Reversion of passaged nucleus pulposus cells to notochordal-type cells by FoxA2 upregulation.
Sajjad Ashraf, Aaryn Montgomery-Song, Campbell Thom, Evan Davison Kotler, Byron Chan, Alena Zelinka, Paul Santerre, Rita Kandel
Abstract
Open AccessNotochordal cells (NC) have promise as a regenerative therapy for intervertebral disc (IVD) degeneration, but their maintenance in culture remains challenging. The study hypothesis is that nucleus pulposus (NP) cells can undergo reversion to NC-type cells through CRISPR/dCas9 activation of FoxA2. Serial passaging of cells isolated from NP shows loss of FoxA2, Brachyury (T), and Noto expression. Transient FoxA2 overexpression increased the levels of NC biomarkers, keratin, CD24, and SHH in passaged cells.
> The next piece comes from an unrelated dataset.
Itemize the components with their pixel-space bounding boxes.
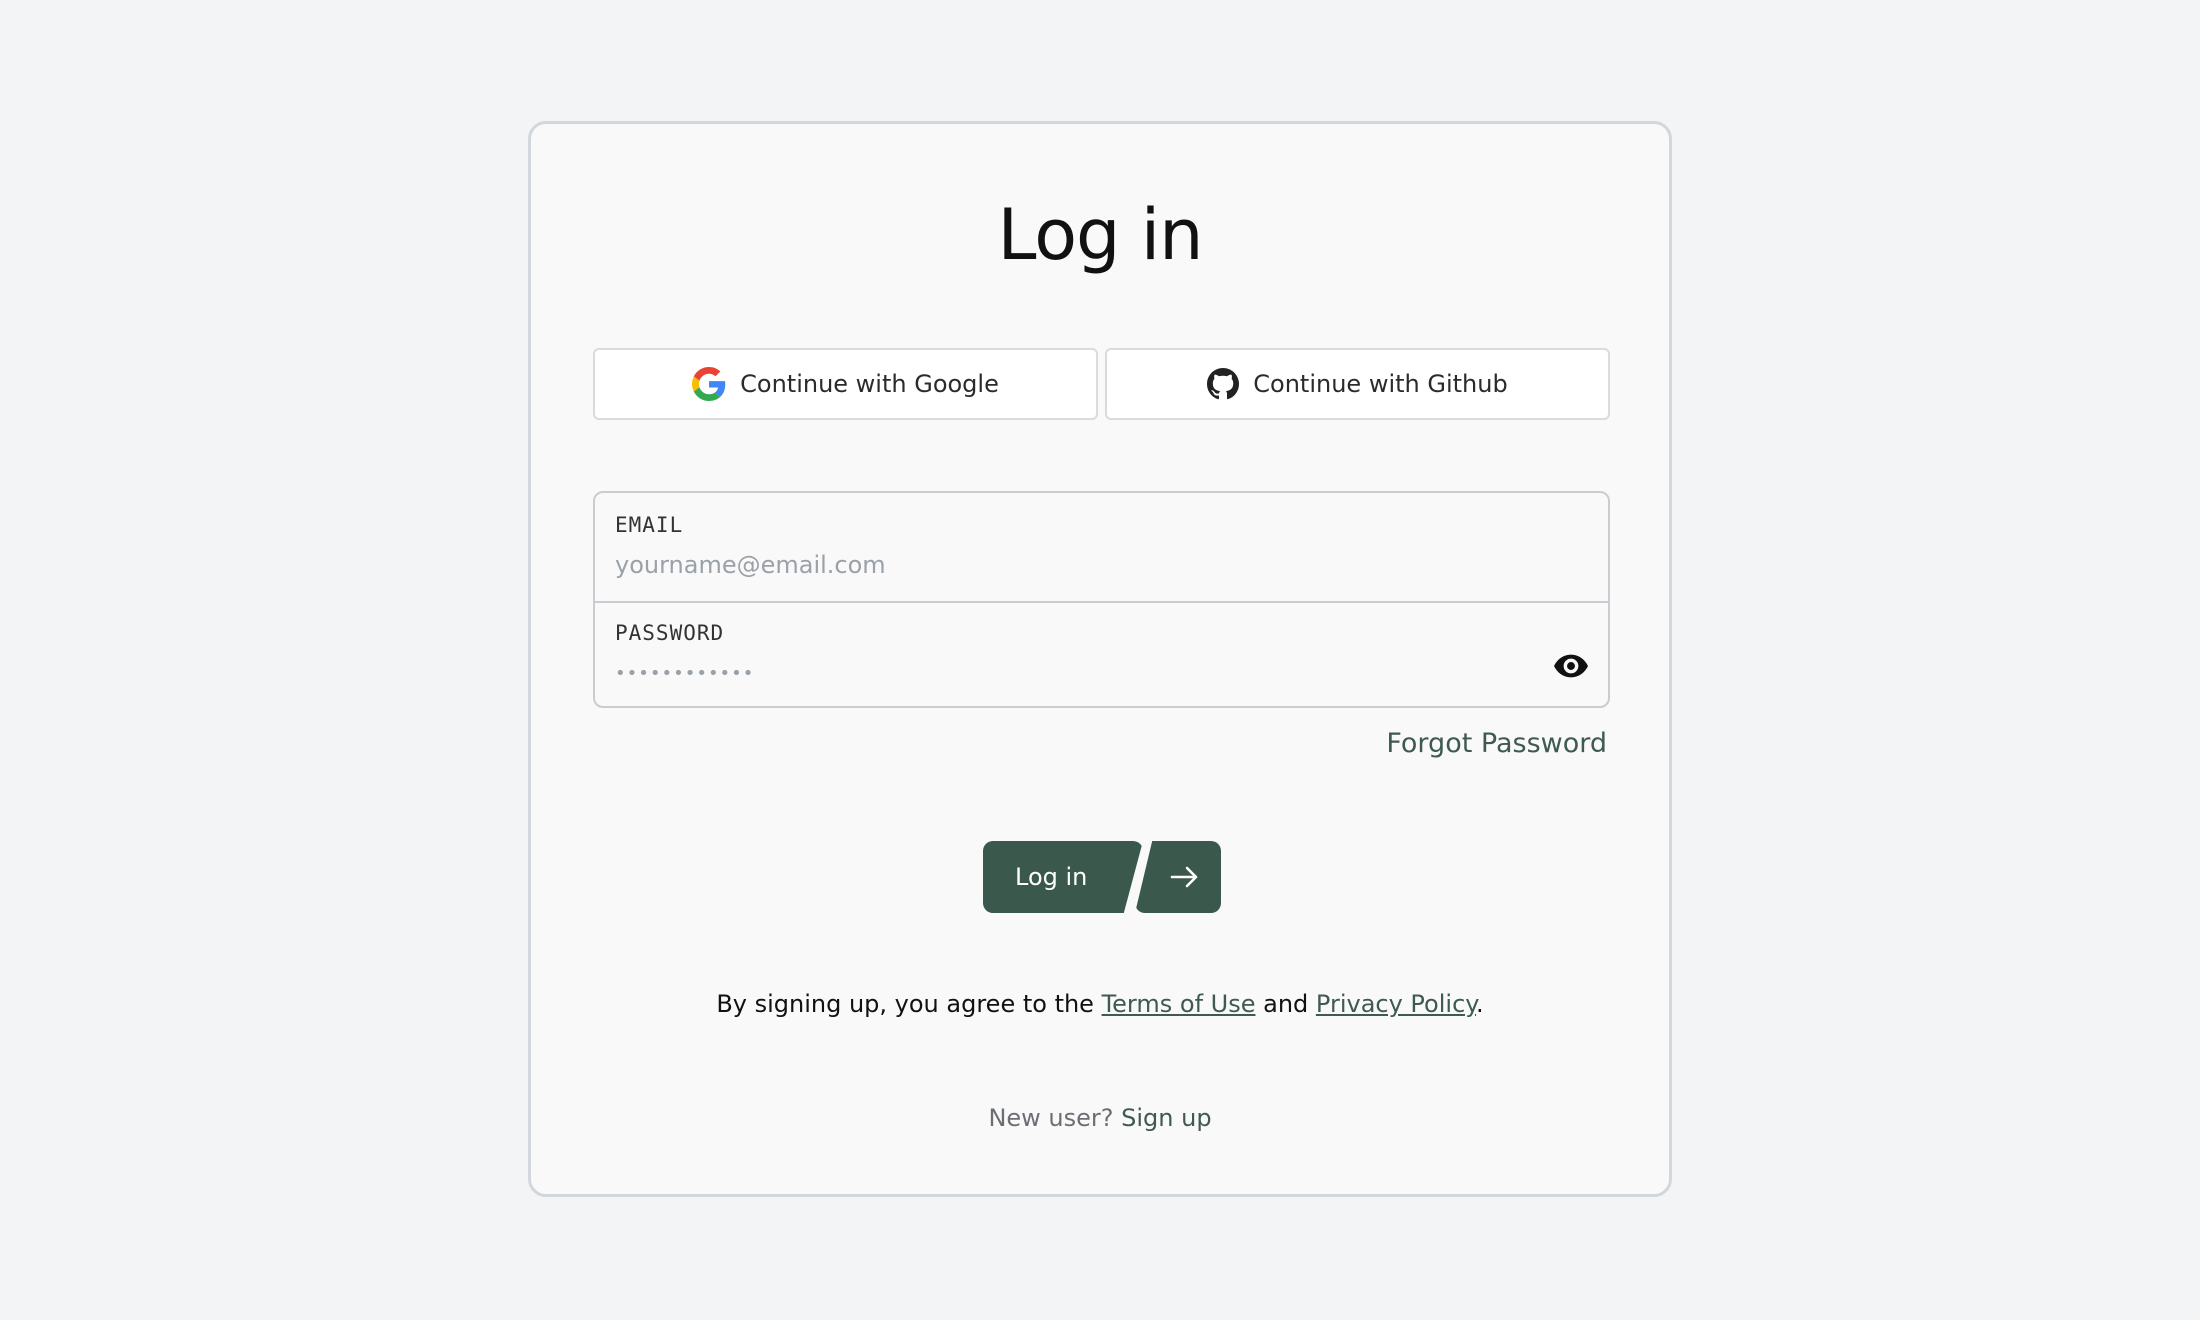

So FoxA2-expressing cells were generated using CRISPR/dCas9-SAM. Analysis showed the presence of some vacuolated cells, elevated NC marker expression of Fox A2, Noto, Brachyury, and keratin and improved in vitro NP tissue formation (determined by quantifying proteoglycan content). TGFβ3 treatment enhanced tissue formation. Injected FoxA2-expressing cells survived and produced NP matrix molecules in an ex vivo bovine IVD injury model. The findings suggest FoxA2-expressing NC-type cells can be generated which may have potential to advance cell-based therapies for disc degeneration.